In a suit filed on Feb. 18 in the U.S. District Court for the District of Columbia, the U.S. Conference of Catholic Bishops (USCCB) said that 6,700 admitted refugees were assigned to a program for refugee resettlement when the Trump administration ended its funding in January and that the move could jeopardize those efforts. The bishops group also said the pause in funding means that it is now on the hook for millions in costs incurred, violating federal laws.
“As a direct result of the suspension, USCCB has millions of dollars in pending, unpaid reimbursements for services already rendered to refugees and is accruing millions more each week—with no indication that any future reimbursements will be paid or that the program will ever resume,” the lawsuit stated, adding it “has already been forced to initiate layoffs for fifty employees.”

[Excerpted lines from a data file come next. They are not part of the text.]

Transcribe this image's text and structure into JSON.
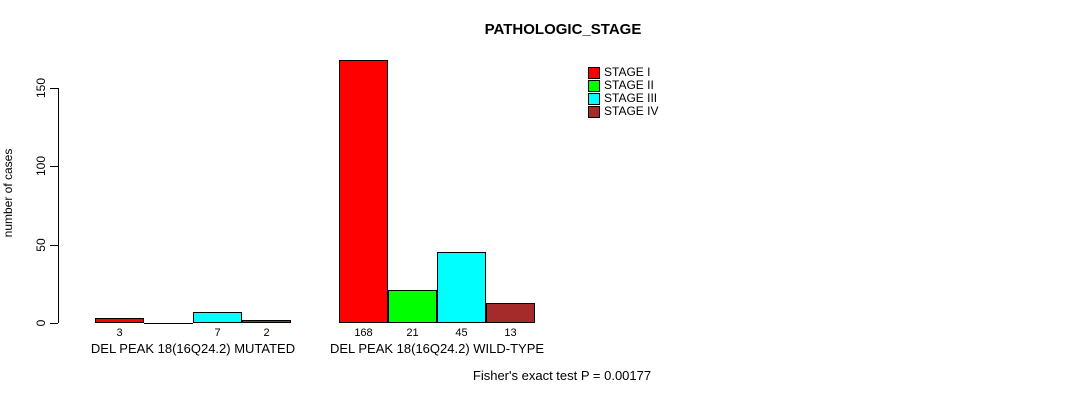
{
  "title": "PATHOLOGIC_STAGE",
  "footer": "Fisher's exact test P = 0.00177",
  "stats": {
    "test_name": "Fisher's exact test",
    "p_value": "0.00177"
  },
  "y_axis": {
    "label": "number of cases",
    "tick_labels": [
      "0",
      "50",
      "100",
      "150"
    ]
  },
  "legend": {
    "position": "top-right",
    "items": [
      {
        "label": "STAGE I",
        "color": "#FF0000"
      },
      {
        "label": "STAGE II",
        "color": "#00FF00"
      },
      {
        "label": "STAGE III",
        "color": "#00FFFF"
      },
      {
        "label": "STAGE IV",
        "color": "#A52A2A"
      }
    ]
  },
  "chart_data": {
    "type": "bar",
    "title": "PATHOLOGIC_STAGE",
    "xlabel": "",
    "ylabel": "number of cases",
    "ylim": [
      0,
      168
    ],
    "yticks": [
      0,
      50,
      100,
      150
    ],
    "grid": false,
    "legend_position": "top-right",
    "categories": [
      "DEL PEAK 18(16Q24.2) MUTATED",
      "DEL PEAK 18(16Q24.2) WILD-TYPE"
    ],
    "series": [
      {
        "name": "STAGE I",
        "color": "#FF0000",
        "values": [
          3,
          168
        ]
      },
      {
        "name": "STAGE II",
        "color": "#00FF00",
        "values": [
          0,
          21
        ]
      },
      {
        "name": "STAGE III",
        "color": "#00FFFF",
        "values": [
          7,
          45
        ]
      },
      {
        "name": "STAGE IV",
        "color": "#A52A2A",
        "values": [
          2,
          13
        ]
      }
    ],
    "value_labels": [
      [
        "3",
        "",
        "7",
        "2"
      ],
      [
        "168",
        "21",
        "45",
        "13"
      ]
    ],
    "annotation": "Fisher's exact test P = 0.00177"
  }
}
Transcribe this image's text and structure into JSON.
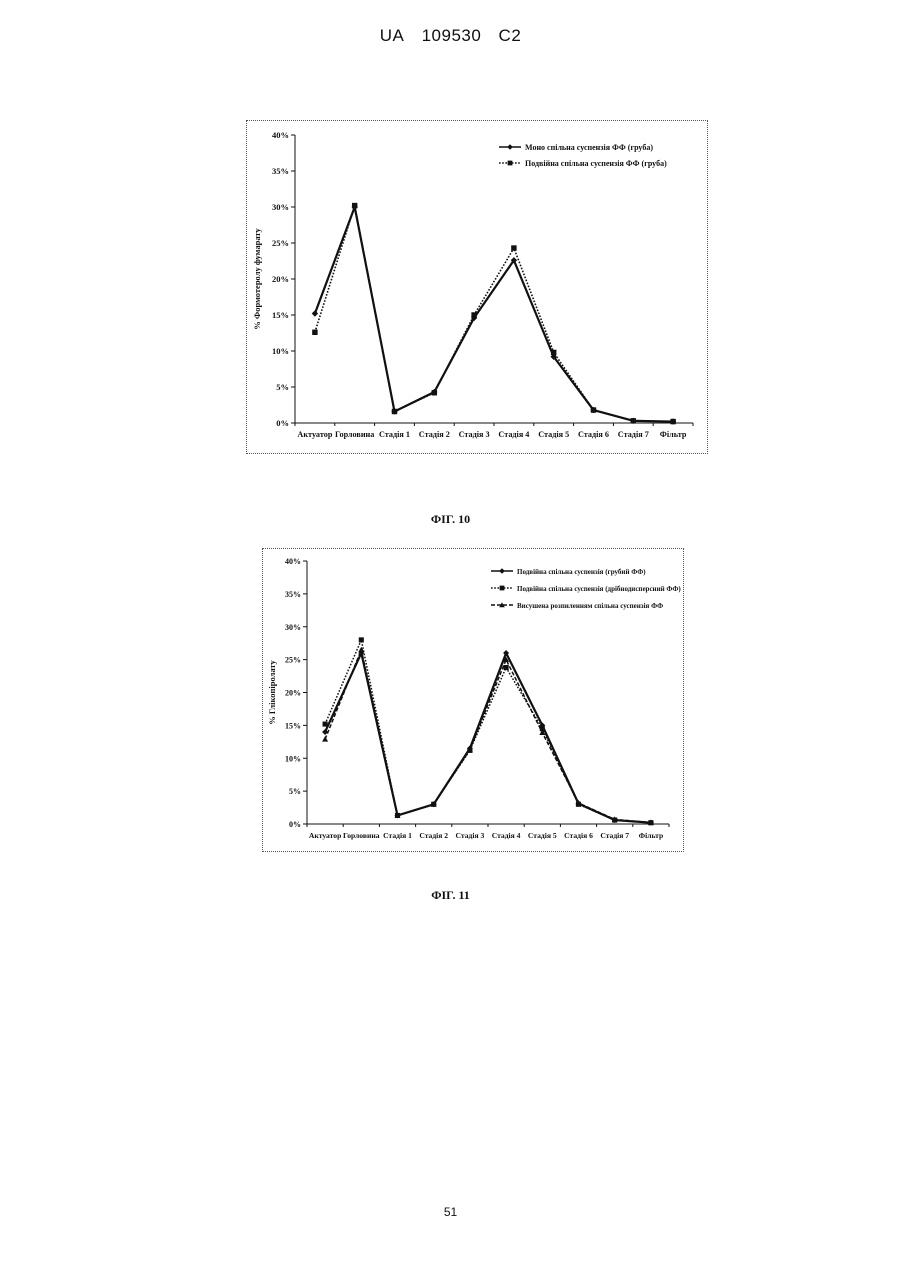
{
  "header": {
    "country": "UA",
    "number": "109530",
    "kind": "C2"
  },
  "figures": [
    {
      "caption": "ФІГ. 10"
    },
    {
      "caption": "ФІГ. 11"
    }
  ],
  "page_number": "51",
  "chart_data": [
    {
      "type": "line",
      "title": "",
      "xlabel": "",
      "ylabel": "% Формотеролу фумарату",
      "ylim": [
        0,
        40
      ],
      "y_ticks": [
        "0%",
        "5%",
        "10%",
        "15%",
        "20%",
        "25%",
        "30%",
        "35%",
        "40%"
      ],
      "categories": [
        "Актуатор",
        "Горловина",
        "Стадія 1",
        "Стадія 2",
        "Стадія 3",
        "Стадія 4",
        "Стадія 5",
        "Стадія 6",
        "Стадія 7",
        "Фільтр"
      ],
      "legend_position": "top-right",
      "grid": false,
      "series": [
        {
          "name": "Моно спільна суспензія ФФ (груба)",
          "marker": "diamond",
          "dash": "solid",
          "values": [
            15.2,
            30.0,
            1.6,
            4.3,
            14.6,
            22.6,
            9.2,
            1.8,
            0.3,
            0.2
          ]
        },
        {
          "name": "Подвійна спільна суспензія ФФ (груба)",
          "marker": "square",
          "dash": "dotted",
          "values": [
            12.6,
            30.2,
            1.6,
            4.2,
            15.0,
            24.3,
            9.8,
            1.8,
            0.3,
            0.2
          ]
        }
      ]
    },
    {
      "type": "line",
      "title": "",
      "xlabel": "",
      "ylabel": "% Глікопіролату",
      "ylim": [
        0,
        40
      ],
      "y_ticks": [
        "0%",
        "5%",
        "10%",
        "15%",
        "20%",
        "25%",
        "30%",
        "35%",
        "40%"
      ],
      "categories": [
        "Актуатор",
        "Горловина",
        "Стадія 1",
        "Стадія 2",
        "Стадія 3",
        "Стадія 4",
        "Стадія 5",
        "Стадія 6",
        "Стадія 7",
        "Фільтр"
      ],
      "legend_position": "top-right",
      "grid": false,
      "series": [
        {
          "name": "Подвійна спільна суспензія (грубий ФФ)",
          "marker": "diamond",
          "dash": "solid",
          "values": [
            14.0,
            26.0,
            1.3,
            3.0,
            11.5,
            26.0,
            15.0,
            3.1,
            0.6,
            0.2
          ]
        },
        {
          "name": "Подвійна спільна суспензія (дрібнодисперсний ФФ)",
          "marker": "square",
          "dash": "dotted",
          "values": [
            15.2,
            28.0,
            1.3,
            3.0,
            11.2,
            23.8,
            14.5,
            3.0,
            0.6,
            0.2
          ]
        },
        {
          "name": "Висушена розпиленням спільна суспензія ФФ",
          "marker": "triangle",
          "dash": "dashed",
          "values": [
            12.9,
            26.5,
            1.3,
            3.0,
            11.3,
            25.0,
            13.9,
            3.2,
            0.7,
            0.2
          ]
        }
      ]
    }
  ]
}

Named in the lawsuit were both Secretary of State Marco Rubio and Department of Health and Human Services Secretary Robert F. Kennedy Jr.
If the funding is still suspended without court intervention, the USCCB “faces irreparable damage to its longstanding refugee resettlement programs and its reputation and relationship with its subrecipients and the refugee populations it serves,” its lawsuit said.

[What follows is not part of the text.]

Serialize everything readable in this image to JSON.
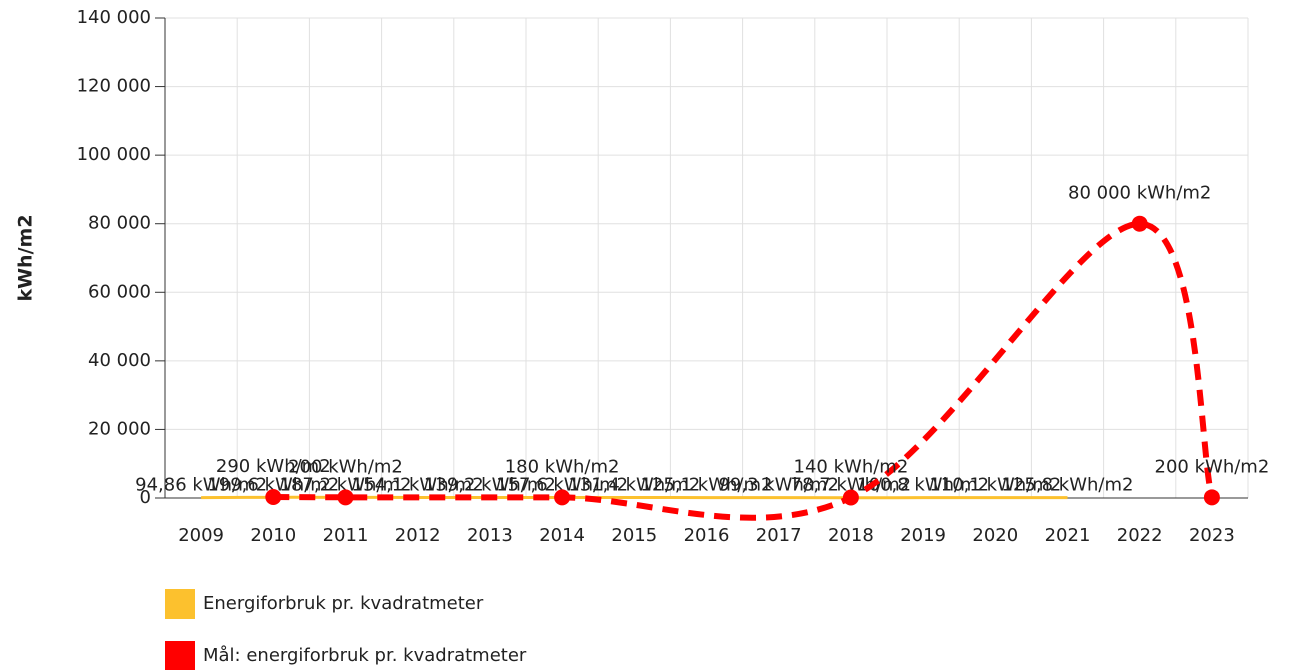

The conference is one of 10 national agencies, most of them religion-based, that handle refugees and that have been sent scrambling since receiving a Jan. 24 State Department letter informing them of an immediate suspension of funding pending a review of foreign aid programs.

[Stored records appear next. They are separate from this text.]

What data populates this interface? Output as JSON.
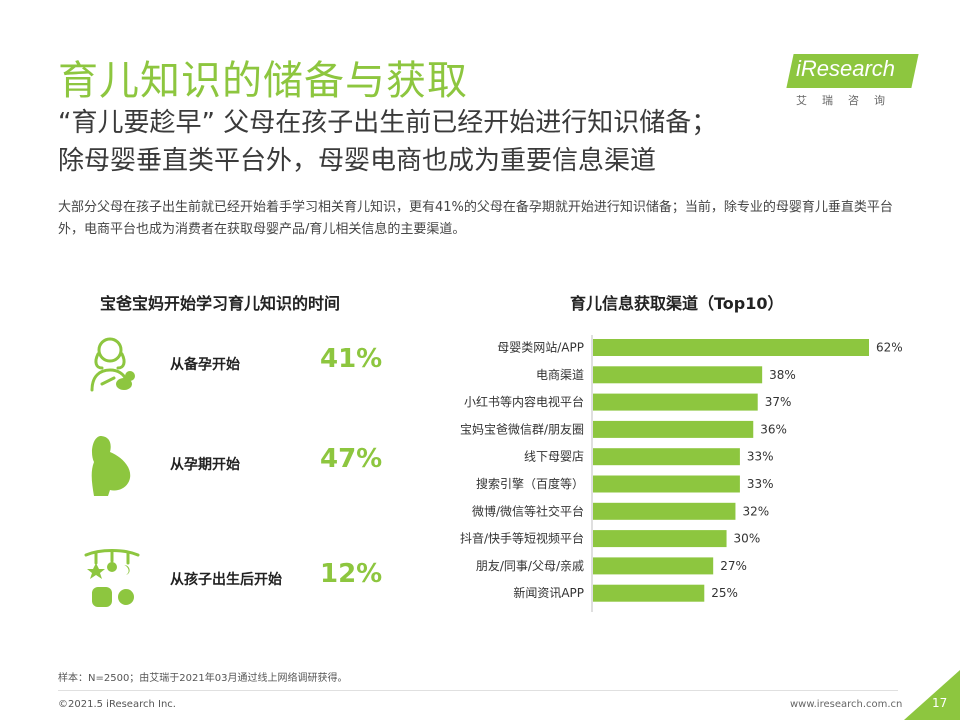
{
  "header": {
    "title": "育儿知识的储备与获取",
    "subtitle_line1": "“育儿要趁早” 父母在孩子出生前已经开始进行知识储备；",
    "subtitle_line2": "除母婴垂直类平台外，母婴电商也成为重要信息渠道",
    "intro": "大部分父母在孩子出生前就已经开始着手学习相关育儿知识，更有41%的父母在备孕期就开始进行知识储备；当前，除专业的母婴育儿垂直类平台外，电商平台也成为消费者在获取母婴产品/育儿相关信息的主要渠道。"
  },
  "logo": {
    "text": "iResearch",
    "sub": "艾瑞咨询"
  },
  "left_panel": {
    "title": "宝爸宝妈开始学习育儿知识的时间",
    "stages": [
      {
        "label": "从备孕开始",
        "value": "41%",
        "icon": "mother-baby-icon"
      },
      {
        "label": "从孕期开始",
        "value": "47%",
        "icon": "pregnant-icon"
      },
      {
        "label": "从孩子出生后开始",
        "value": "12%",
        "icon": "crib-mobile-icon"
      }
    ]
  },
  "chart_data": {
    "type": "bar",
    "orientation": "horizontal",
    "title": "育儿信息获取渠道（Top10）",
    "categories": [
      "母婴类网站/APP",
      "电商渠道",
      "小红书等内容电视平台",
      "宝妈宝爸微信群/朋友圈",
      "线下母婴店",
      "搜索引擎（百度等）",
      "微博/微信等社交平台",
      "抖音/快手等短视频平台",
      "朋友/同事/父母/亲戚",
      "新闻资讯APP"
    ],
    "values": [
      62,
      38,
      37,
      36,
      33,
      33,
      32,
      30,
      27,
      25
    ],
    "value_labels": [
      "62%",
      "38%",
      "37%",
      "36%",
      "33%",
      "33%",
      "32%",
      "30%",
      "27%",
      "25%"
    ],
    "xlim": [
      0,
      62
    ],
    "bar_color": "#8dc63f"
  },
  "footer": {
    "note": "样本：N=2500；由艾瑞于2021年03月通过线上网络调研获得。",
    "copyright": "©2021.5 iResearch Inc.",
    "website": "www.iresearch.com.cn",
    "page": "17"
  },
  "colors": {
    "accent": "#8dc63f",
    "text": "#333333"
  }
}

The lawsuit further argued that the resettlement program isn’t foreign aid and is instead a domestic program to help newly arrived refugees meet initial needs such as housing and job placement.
“USCCB spends more on refugee resettlement each year than it receives in funding from the federal government, but it cannot sustain its programs without the millions in federal funding that provide the foundation of this private-public partnership,” its lawsuit stipulated.
Although the Trump administration has not responded to the lawsuit in court, Vice President JD Vance was critical of the Catholic bishops group in a Fox News interview earlier in February, saying it and related groups were involved in facilitating illegal immigration into the United States.
“You love your family, and then you love your neighbor, and then you love your community, and then you love your fellow citizens in your own country,” Vance, a Catholic, told Fox News. “Then after that, you can focus and prioritize the rest of the world.”
Vance, who called himself a devout Catholic in the interview, said he was disappointed in bishops because they had “not been a good partner in common sense immigration enforcement” and took in $100 million “to help resettle illegal immigrants.”
The Epoch Times contacted the Department of State for comment.